The papers, Charrier et al.: "Inhibition of SRGAP2 function by its human-specific paralogs induces neoteny during spine maturation" and Dennis et al.: "Human-specific evolution of novel SRGAP2 genes by incomplete segmental duplication," appear in the journal Cell.

Extending Healthy Lifespans? A Pill on the Horizon?

Resveratrol, the much-hyped ingredient found in red wine and sold widely as a nutritional supplement, is known to improve the health and extend the lifespan of mice. Can it do the same for humans? Without nasty side effects? And at what dose?

A study published today in Cell Metabolism helps unravel a few more of resveratrol’s mysteries. In particular, researchers have shed new light on how resveratrol works. Key to its effectiveness is a gene known as SIRT1, found in slightly different forms in species as different as yeast and humans. SIRT1 plays many roles, some tied to core metabolic processes. The new study shows that in mice, even a low dose of resveratrol interacts with SIRT1 to improve metabolism.

What makes this study especially interesting is that researchers had to create a special strain of mice in order to test whether SIRT1 is necessary for resveratrol to work. If mice have no SIRT1, they do not develop properly. So two graduate students, Nathan Price and Ana Gomes, developed a novel strain of mice with an unusual copy of the SIRT1 gene, one that could be switched off at adulthood.

By administering a drug (tamoxifen), researchers can “induce” or switch the SIRT1 gene on and off, a strategy that will likely be used in other studies. "This is a drug inducible, whole body deletion of a gene," David Sinclair, the study's senior author, said in a press release from Harvard Medical School. "This is something that's rarely been done so efficiently. Moving forward, this mouse model will be valuable to many different labs for other areas of research."

Photo by R. Cole-Turner

In this case, the switchable SIRT1 mouse provided proof that SIRT1 is key to resveratrol’s effectiveness. Why is that important? Because resveratrol is a complex molecule that interacts with the body in many unknown ways. While it may be beneficial, it may have unwanted side effects. So researchers are trying to design a more simple molecule that provides the benefits of resveratrol without all the risks. One strategy is to boost SIRT1 activity. By proving that SIRT1 is involved, this study provides support for that strategy, which is already being pursued by pharmaceutical firms.

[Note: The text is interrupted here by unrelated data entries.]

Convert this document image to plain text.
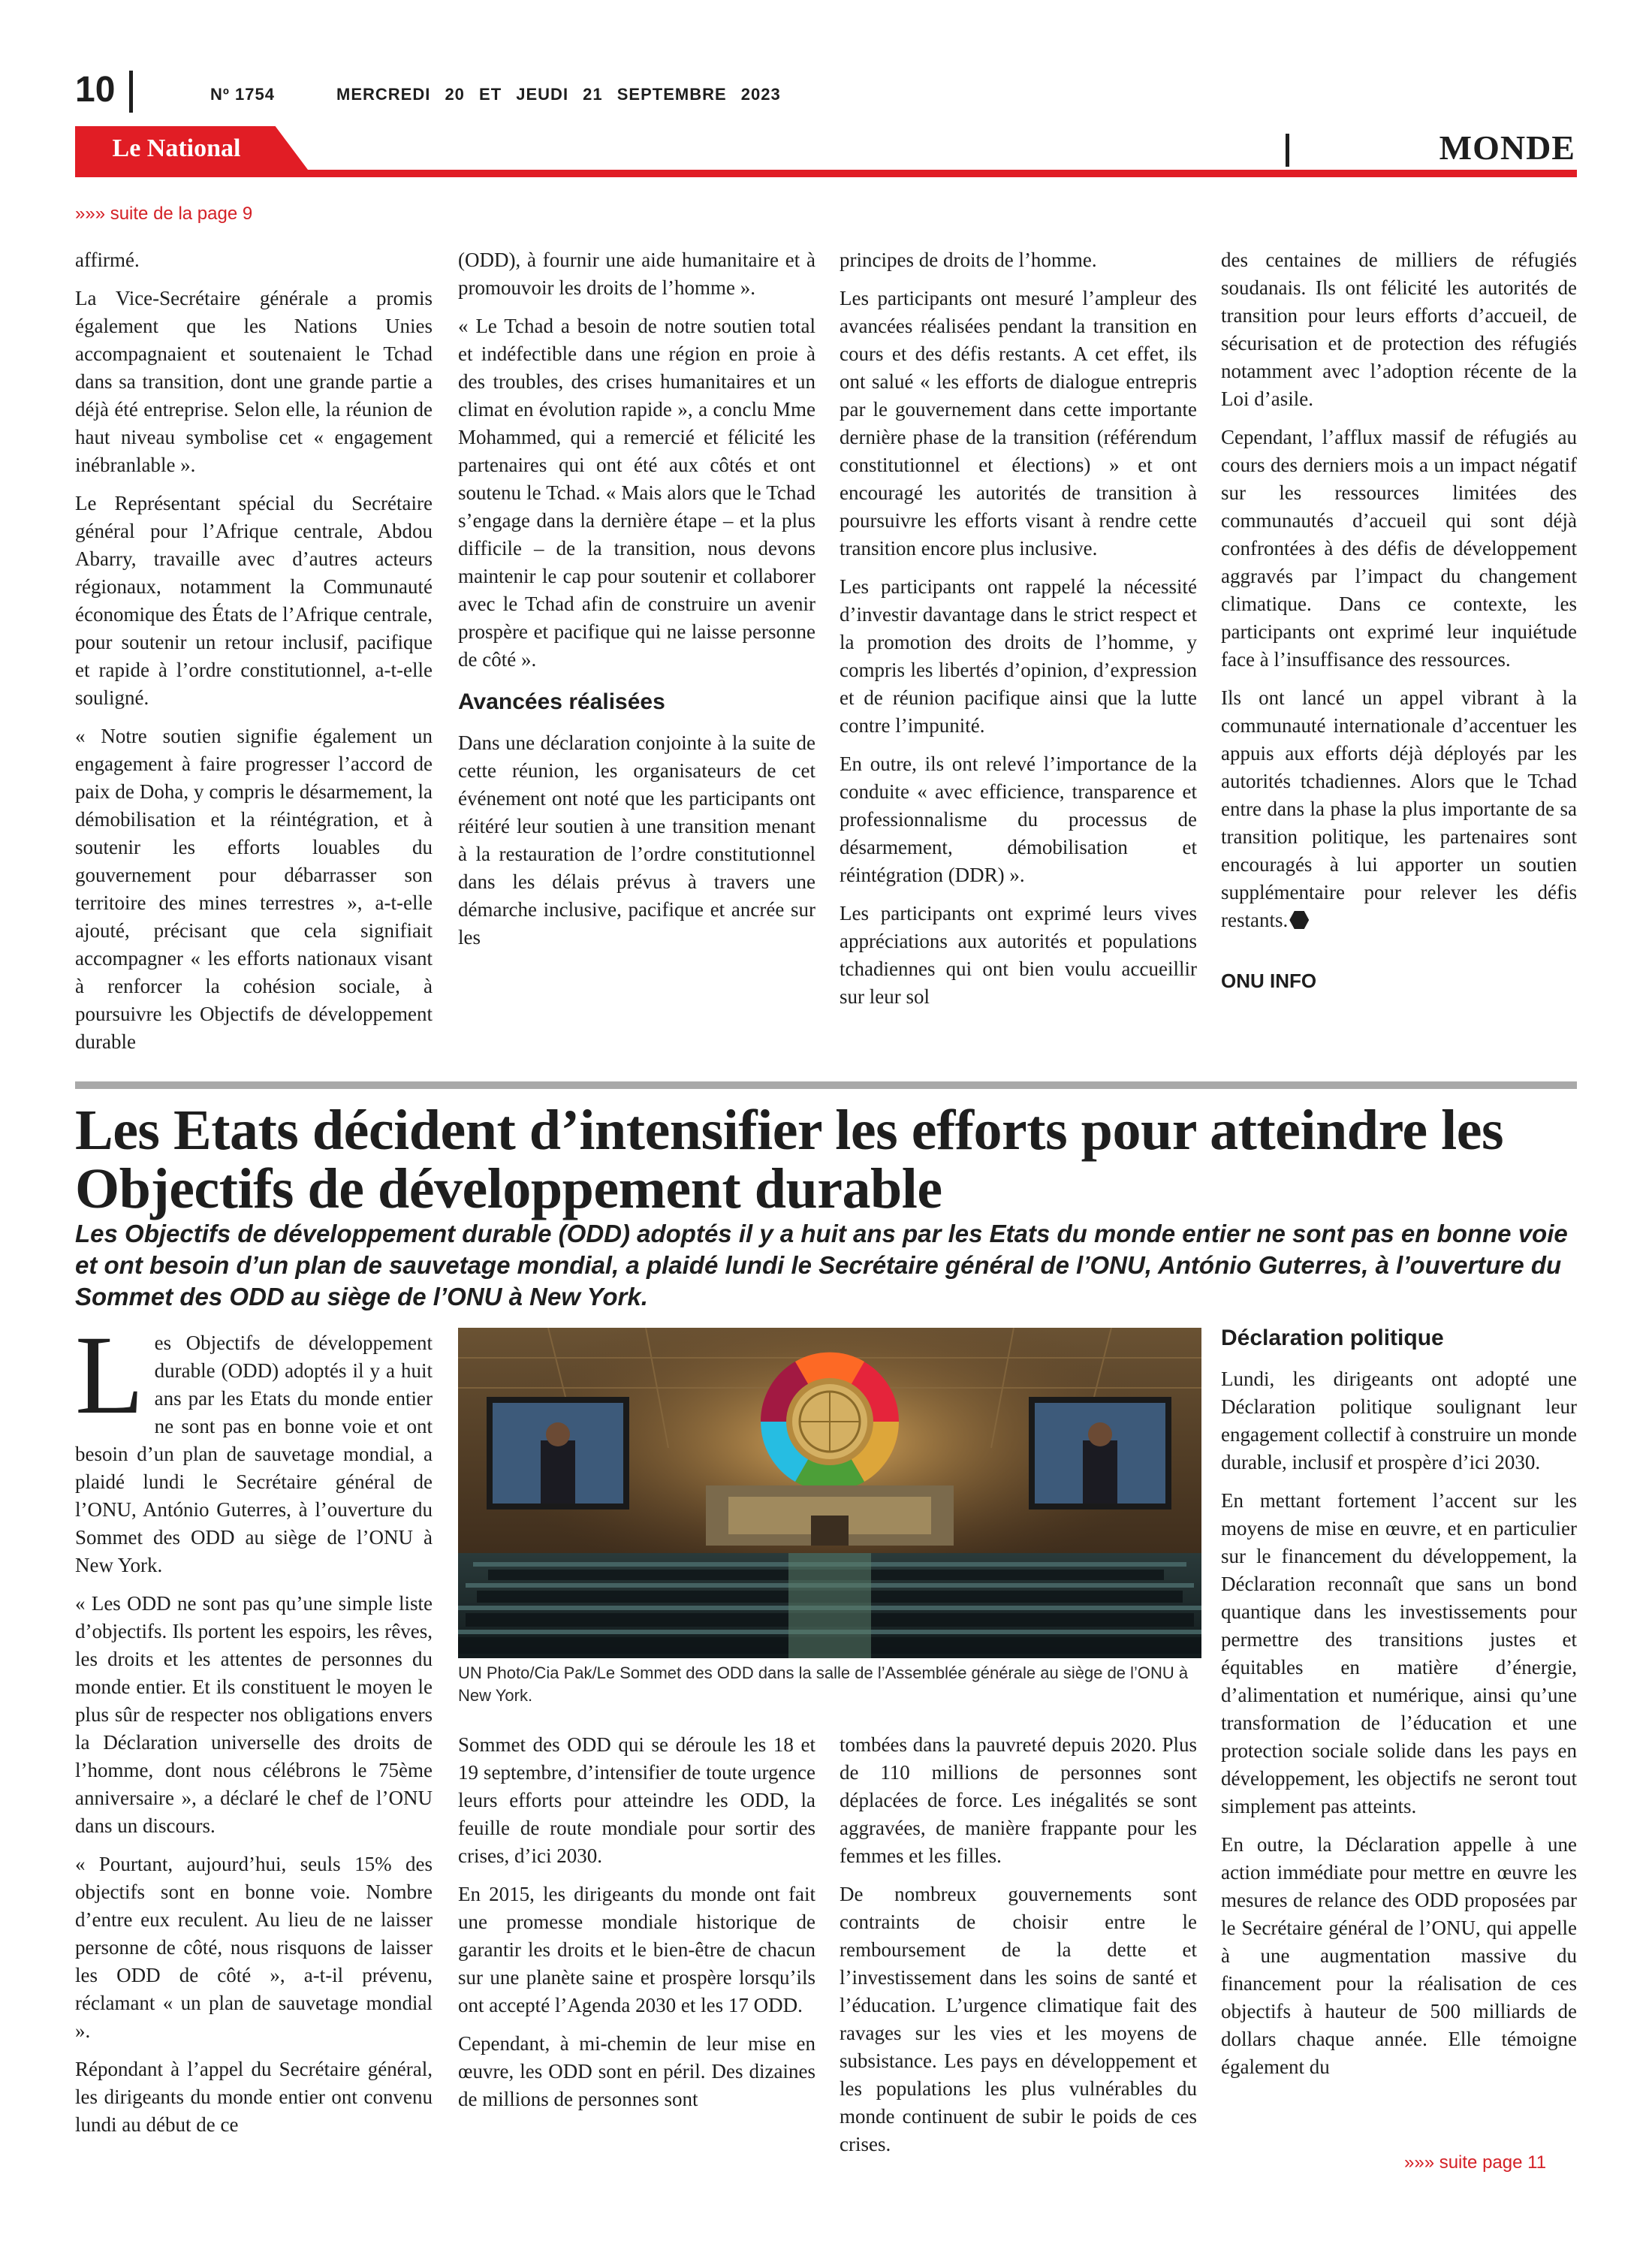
10	Nº 1754	MERCREDI 20 ET JEUDI 21 SEPTEMBRE 2023
Le National	MONDE
»»» suite de la page 9

affirmé.

La Vice-Secrétaire générale a promis également que les Nations Unies accompagnaient et soutenaient le Tchad dans sa transition, dont une grande partie a déjà été entreprise. Selon elle, la réunion de haut niveau symbolise cet « engagement inébranlable ».

Le Représentant spécial du Secrétaire général pour l’Afrique centrale, Abdou Abarry, travaille avec d’autres acteurs régionaux, notamment la Communauté économique des États de l’Afrique centrale, pour soutenir un retour inclusif, pacifique et rapide à l’ordre constitutionnel, a-t-elle souligné.

« Notre soutien signifie également un engagement à faire progresser l’accord de paix de Doha, y compris le désarmement, la démobilisation et la réintégration, et à soutenir les efforts louables du gouvernement pour débarrasser son territoire des mines terrestres », a-t-elle ajouté, précisant que cela signifiait accompagner « les efforts nationaux visant à renforcer la cohésion sociale, à poursuivre les Objectifs de développement durable

(ODD), à fournir une aide humanitaire et à promouvoir les droits de l’homme ».

« Le Tchad a besoin de notre soutien total et indéfectible dans une région en proie à des troubles, des crises humanitaires et un climat en évolution rapide », a conclu Mme Mohammed, qui a remercié et félicité les partenaires qui ont été aux côtés et ont soutenu le Tchad. « Mais alors que le Tchad s’engage dans la dernière étape – et la plus difficile – de la transition, nous devons maintenir le cap pour soutenir et collaborer avec le Tchad afin de construire un avenir prospère et pacifique qui ne laisse personne de côté ».

Avancées réalisées

Dans une déclaration conjointe à la suite de cette réunion, les organisateurs de cet événement ont noté que les participants ont réitéré leur soutien à une transition menant à la restauration de l’ordre constitutionnel dans les délais prévus à travers une démarche inclusive, pacifique et ancrée sur les

principes de droits de l’homme.

Les participants ont mesuré l’ampleur des avancées réalisées pendant la transition en cours et des défis restants. A cet effet, ils ont salué « les efforts de dialogue entrepris par le gouvernement dans cette importante dernière phase de la transition (référendum constitutionnel et élections) » et ont encouragé les autorités de transition à poursuivre les efforts visant à rendre cette transition encore plus inclusive.

Les participants ont rappelé la nécessité d’investir davantage dans le strict respect et la promotion des droits de l’homme, y compris les libertés d’opinion, d’expression et de réunion pacifique ainsi que la lutte contre l’impunité.

En outre, ils ont relevé l’importance de la conduite « avec efficience, transparence et professionnalisme du processus de désarmement, démobilisation et réintégration (DDR) ».

Les participants ont exprimé leurs vives appréciations aux autorités et populations tchadiennes qui ont bien voulu accueillir sur leur sol

des centaines de milliers de réfugiés soudanais. Ils ont félicité les autorités de transition pour leurs efforts d’accueil, de sécurisation et de protection des réfugiés notamment avec l’adoption récente de la Loi d’asile.

Cependant, l’afflux massif de réfugiés au cours des derniers mois a un impact négatif sur les ressources limitées des communautés d’accueil qui sont déjà confrontées à des défis de développement aggravés par l’impact du changement climatique. Dans ce contexte, les participants ont exprimé leur inquiétude face à l’insuffisance des ressources.

Ils ont lancé un appel vibrant à la communauté internationale d’accentuer les appuis aux efforts déjà déployés par les autorités tchadiennes. Alors que le Tchad entre dans la phase la plus importante de sa transition politique, les partenaires sont encouragés à lui apporter un soutien supplémentaire pour relever les défis restants.

ONU INFO
Les Etats décident d’intensifier les efforts pour atteindre les Objectifs de développement durable

Les Objectifs de développement durable (ODD) adoptés il y a huit ans par les Etats du monde entier ne sont pas en bonne voie et ont besoin d’un plan de sauvetage mondial, a plaidé lundi le Secrétaire général de l’ONU, António Guterres, à l’ouverture du Sommet des ODD au siège de l’ONU à New York.

Les Objectifs de développement durable (ODD) adoptés il y a huit ans par les Etats du monde entier ne sont pas en bonne voie et ont besoin d’un plan de sauvetage mondial, a plaidé lundi le Secrétaire général de l’ONU, António Guterres, à l’ouverture du Sommet des ODD au siège de l’ONU à New York.

« Les ODD ne sont pas qu’une simple liste d’objectifs. Ils portent les espoirs, les rêves, les droits et les attentes de personnes du monde entier. Et ils constituent le moyen le plus sûr de respecter nos obligations envers la Déclaration universelle des droits de l’homme, dont nous célébrons le 75ème anniversaire », a déclaré le chef de l’ONU dans un discours.

« Pourtant, aujourd’hui, seuls 15% des objectifs sont en bonne voie. Nombre d’entre eux reculent. Au lieu de ne laisser personne de côté, nous risquons de laisser les ODD de côté », a-t-il prévenu, réclamant « un plan de sauvetage mondial ».

Répondant à l’appel du Secrétaire général, les dirigeants du monde entier ont convenu lundi au début de ce

UN Photo/Cia Pak/Le Sommet des ODD dans la salle de l’Assemblée générale au siège de l’ONU à New York.

Sommet des ODD qui se déroule les 18 et 19 septembre, d’intensifier de toute urgence leurs efforts pour atteindre les ODD, la feuille de route mondiale pour sortir des crises, d’ici 2030.

En 2015, les dirigeants du monde ont fait une promesse mondiale historique de garantir les droits et le bien-être de chacun sur une planète saine et prospère lorsqu’ils ont accepté l’Agenda 2030 et les 17 ODD.

Cependant, à mi-chemin de leur mise en œuvre, les ODD sont en péril. Des dizaines de millions de personnes sont

tombées dans la pauvreté depuis 2020. Plus de 110 millions de personnes sont déplacées de force. Les inégalités se sont aggravées, de manière frappante pour les femmes et les filles.

De nombreux gouvernements sont contraints de choisir entre le remboursement de la dette et l’investissement dans les soins de santé et l’éducation. L’urgence climatique fait des ravages sur les vies et les moyens de subsistance. Les pays en développement et les populations les plus vulnérables du monde continuent de subir le poids de ces crises.

Déclaration politique

Lundi, les dirigeants ont adopté une Déclaration politique soulignant leur engagement collectif à construire un monde durable, inclusif et prospère d’ici 2030.

En mettant fortement l’accent sur les moyens de mise en œuvre, et en particulier sur le financement du développement, la Déclaration reconnaît que sans un bond quantique dans les investissements pour permettre des transitions justes et équitables en matière d’énergie, d’alimentation et numérique, ainsi qu’une transformation de l’éducation et une protection sociale solide dans les pays en développement, les objectifs ne seront tout simplement pas atteints.

En outre, la Déclaration appelle à une action immédiate pour mettre en œuvre les mesures de relance des ODD proposées par le Secrétaire général de l’ONU, qui appelle à une augmentation massive du financement pour la réalisation de ces objectifs à hauteur de 500 milliards de dollars chaque année. Elle témoigne également du

»»» suite page 11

"The results were surprisingly clear," said. "Without the mitochondria-boosting gene SIRT1, resveratrol does not work."

Are we any nearer a magic pill that slows aging or promotes longevity? Perhaps. The headline of the press release from the publisher, Cell Press, claims that this work “restores hope for anti-aging pill.” Remember, of course, that the work reported here is entirely with mice.

Even so, the paper itself concludes with this statement: “This model supports the enticing possibility of designing and developing potent small molecules that provide the health benefits of resveratrol by activating SIRT1 and downstream pathways to treat metabolic and other age-related diseases.”

The treatment of age-related diseases, including diabetes, is a huge target for pharmaceutical firms. But beyond that lies that even bigger market for human enhancement, specifically for enhancing the span of healthy decades.

The study, "SIRT1 Is Required for AMPK Activation and the Beneficial Effects of Resveratrol on Mitochondrial Function," appears in the May 1, 2012 issue of Cell Metabolism.